Developer Interview: Vincent Ferretti
November 21, 2016, by Amy E. Blum, M.A.
For this Developer Interview, CCG Communications Manager Amy E. Blum, M.A., spoke with Vincent Ferretti, Ph.D., Co-Principal Investigator for Genomic Data Commons (GDC) from the Ontario Institute for Cancer Research (OICR).
Amy E. Blum: Tell me a little bit about what you do and your role in the GDC.
Vincent Ferretti: I lead a team of bioinformaticians and software developers at OICR, and we design and develop the GDC web interfaces, including the data portal and the data submission system. We collaborate with the University of Chicago, who works on the “back end” of the data and we focus on the “front end,” which is what you see on the web.
AEB: How is the GDC data portal organized? And how does its organization improve the user experience?
VF: Right now the GDC has over 270,000 files. The most important consideration in the design is that researchers coming to the GDC need to be able to find the specific files – the genomic and clinical information – that interest them quickly and easily. To facilitate that, we organized the portal into projects, which have a descriptive page about them and the data they contain, and into cases, which contain all of the files associated with a particular patient.

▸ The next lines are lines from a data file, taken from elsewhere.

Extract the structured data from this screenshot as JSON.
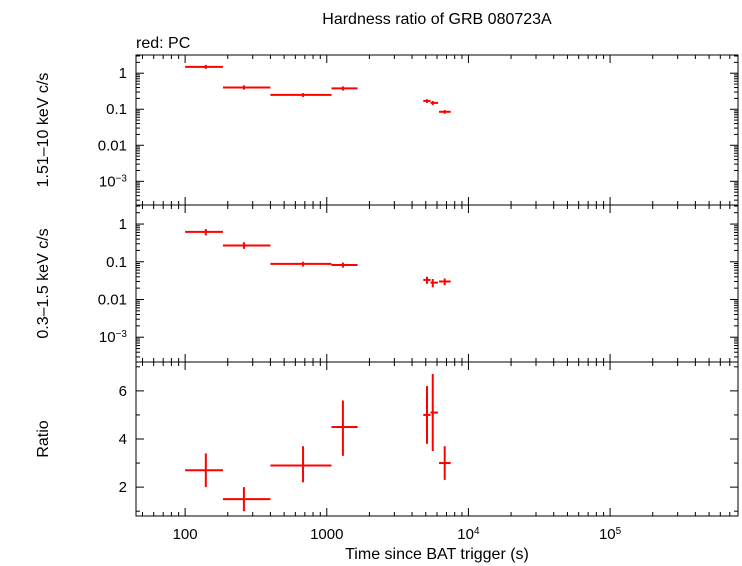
{
  "chart_data": {
    "type": "scatter",
    "title": "Hardness ratio of GRB 080723A",
    "legend": "red: PC",
    "xlabel": "Time since BAT trigger (s)",
    "x_scale": "log",
    "xlim": [
      45,
      800000
    ],
    "x_ticks": [
      {
        "value": 100,
        "label": "100",
        "exp": ""
      },
      {
        "value": 1000,
        "label": "1000",
        "exp": ""
      },
      {
        "value": 10000,
        "label": "10",
        "exp": "4"
      },
      {
        "value": 100000,
        "label": "10",
        "exp": "5"
      }
    ],
    "series_color": "#ff0000",
    "panels": [
      {
        "id": "hard",
        "ylabel": "1.51–10 keV c/s",
        "y_scale": "log",
        "ylim": [
          0.00022,
          3.2
        ],
        "y_ticks": [
          {
            "value": 1,
            "label": "1",
            "exp": ""
          },
          {
            "value": 0.1,
            "label": "0.1",
            "exp": ""
          },
          {
            "value": 0.01,
            "label": "0.01",
            "exp": ""
          },
          {
            "value": 0.001,
            "label": "10",
            "exp": "−3"
          }
        ],
        "points": [
          {
            "x": 140,
            "xlo": 100,
            "xhi": 185,
            "y": 1.5,
            "ylo": 1.32,
            "yhi": 1.7
          },
          {
            "x": 260,
            "xlo": 185,
            "xhi": 400,
            "y": 0.4,
            "ylo": 0.35,
            "yhi": 0.46
          },
          {
            "x": 680,
            "xlo": 400,
            "xhi": 1080,
            "y": 0.25,
            "ylo": 0.22,
            "yhi": 0.28
          },
          {
            "x": 1300,
            "xlo": 1080,
            "xhi": 1650,
            "y": 0.38,
            "ylo": 0.33,
            "yhi": 0.43
          },
          {
            "x": 5100,
            "xlo": 4800,
            "xhi": 5400,
            "y": 0.17,
            "ylo": 0.15,
            "yhi": 0.19
          },
          {
            "x": 5600,
            "xlo": 5400,
            "xhi": 6100,
            "y": 0.15,
            "ylo": 0.13,
            "yhi": 0.17
          },
          {
            "x": 6800,
            "xlo": 6200,
            "xhi": 7500,
            "y": 0.085,
            "ylo": 0.075,
            "yhi": 0.095
          }
        ]
      },
      {
        "id": "soft",
        "ylabel": "0.3–1.5 keV c/s",
        "y_scale": "log",
        "ylim": [
          0.00022,
          3.2
        ],
        "y_ticks": [
          {
            "value": 1,
            "label": "1",
            "exp": ""
          },
          {
            "value": 0.1,
            "label": "0.1",
            "exp": ""
          },
          {
            "value": 0.01,
            "label": "0.01",
            "exp": ""
          },
          {
            "value": 0.001,
            "label": "10",
            "exp": "−3"
          }
        ],
        "points": [
          {
            "x": 140,
            "xlo": 100,
            "xhi": 185,
            "y": 0.62,
            "ylo": 0.5,
            "yhi": 0.74
          },
          {
            "x": 260,
            "xlo": 185,
            "xhi": 400,
            "y": 0.27,
            "ylo": 0.22,
            "yhi": 0.33
          },
          {
            "x": 680,
            "xlo": 400,
            "xhi": 1080,
            "y": 0.088,
            "ylo": 0.075,
            "yhi": 0.1
          },
          {
            "x": 1300,
            "xlo": 1080,
            "xhi": 1650,
            "y": 0.082,
            "ylo": 0.07,
            "yhi": 0.095
          },
          {
            "x": 5100,
            "xlo": 4800,
            "xhi": 5400,
            "y": 0.033,
            "ylo": 0.026,
            "yhi": 0.04
          },
          {
            "x": 5600,
            "xlo": 5400,
            "xhi": 6100,
            "y": 0.028,
            "ylo": 0.021,
            "yhi": 0.035
          },
          {
            "x": 6800,
            "xlo": 6200,
            "xhi": 7500,
            "y": 0.03,
            "ylo": 0.024,
            "yhi": 0.036
          }
        ]
      },
      {
        "id": "ratio",
        "ylabel": "Ratio",
        "y_scale": "linear",
        "ylim": [
          0.8,
          7.2
        ],
        "y_ticks": [
          {
            "value": 2,
            "label": "2",
            "exp": ""
          },
          {
            "value": 4,
            "label": "4",
            "exp": ""
          },
          {
            "value": 6,
            "label": "6",
            "exp": ""
          }
        ],
        "points": [
          {
            "x": 140,
            "xlo": 100,
            "xhi": 185,
            "y": 2.7,
            "ylo": 2.0,
            "yhi": 3.4
          },
          {
            "x": 260,
            "xlo": 185,
            "xhi": 400,
            "y": 1.5,
            "ylo": 1.0,
            "yhi": 2.0
          },
          {
            "x": 680,
            "xlo": 400,
            "xhi": 1080,
            "y": 2.9,
            "ylo": 2.2,
            "yhi": 3.7
          },
          {
            "x": 1300,
            "xlo": 1080,
            "xhi": 1650,
            "y": 4.5,
            "ylo": 3.3,
            "yhi": 5.6
          },
          {
            "x": 5100,
            "xlo": 4800,
            "xhi": 5400,
            "y": 5.0,
            "ylo": 3.8,
            "yhi": 6.2
          },
          {
            "x": 5600,
            "xlo": 5400,
            "xhi": 6100,
            "y": 5.1,
            "ylo": 3.5,
            "yhi": 6.7
          },
          {
            "x": 6800,
            "xlo": 6200,
            "xhi": 7500,
            "y": 3.0,
            "ylo": 2.3,
            "yhi": 3.7
          }
        ]
      }
    ]
  }
}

We created a faceted search tool for the GDC portal that provides researchers with a custom list of facets, each of which gives an aggregate view of that variable, and use them to filter their search results with mouse clicks. Although simple, faceted browsing is surprisingly powerful. For example, users can readily formulate complex queries such as “all somatic mutation files called using the MUSE algorithm and generated from whole genome sequencing experiments in female patients with stage I brain cancer.” With another click, users can put the obtained files into a shopping cart, just like they would on an online store, and then download files in the cart.
AEB: What was your creative process for designing the portal?
VF: Our best design tools are use-cases. These are hypothetical research scenarios that get us thinking about what kind of system would facilitate these particular cases. For example, cancer researchers often focus on a particular cancer type, and within that cancer, a modality of genomic analysis. A use-case might be a researcher who wants to download files describing the DNA mutations of all patients with bladder cancer from the TCGA project. We then built the portal around these use-cases.
Another important source of guidance on the portal comes from our contract with the University of Chicago. There are certain functionalities of the portal that are required, and those helped give us a strong foundation from which we can design additional functions.
AEB: What’s next for the GDC portal?
VF: We are working on expanding the search capabilities of the portal as well as incorporating data visualization tools.
To enhance the portal’s searchability, we are annotating individual genes and mutations and incorporating them into the search function, and we are creating a page for every cancer gene and mutation. These pages will be automatically and dynamically populated by information from the GDC, such the rate of a particular mutation across cancers or the most common mutations of a certain gene. This information will be interconnected with all of the other GDC data, making it easy to search, for example, for all lung cancer cases that have particular KRAS mutation, or to view a summary of the KRAS gene.
After finding their particular cohort of interest, we then want researchers to be able to derive insight about that cohort directly from the GDC. To accomplish this, my team is designing data visualization tools to interface with user searches. These tools will provide, for example, a map of the DNA mutations in a particular set of GDC cases, including both what the mutations are and where they occur in the genome. The visualization tools will also integrate different types of genomic data, such as copy number alterations, epigenetics, and gene expression, into a dynamic and readable output. We also want users to be able to visualize the differences between two cohorts. For instance, how head and neck cancers caused by HPV infection differ from HPV-negative cancers in terms of their molecular profiles. Our team began our design by creating use-cases for data visualizations, and we are now implementing tools that will make those types of research questions possible for future GDC users.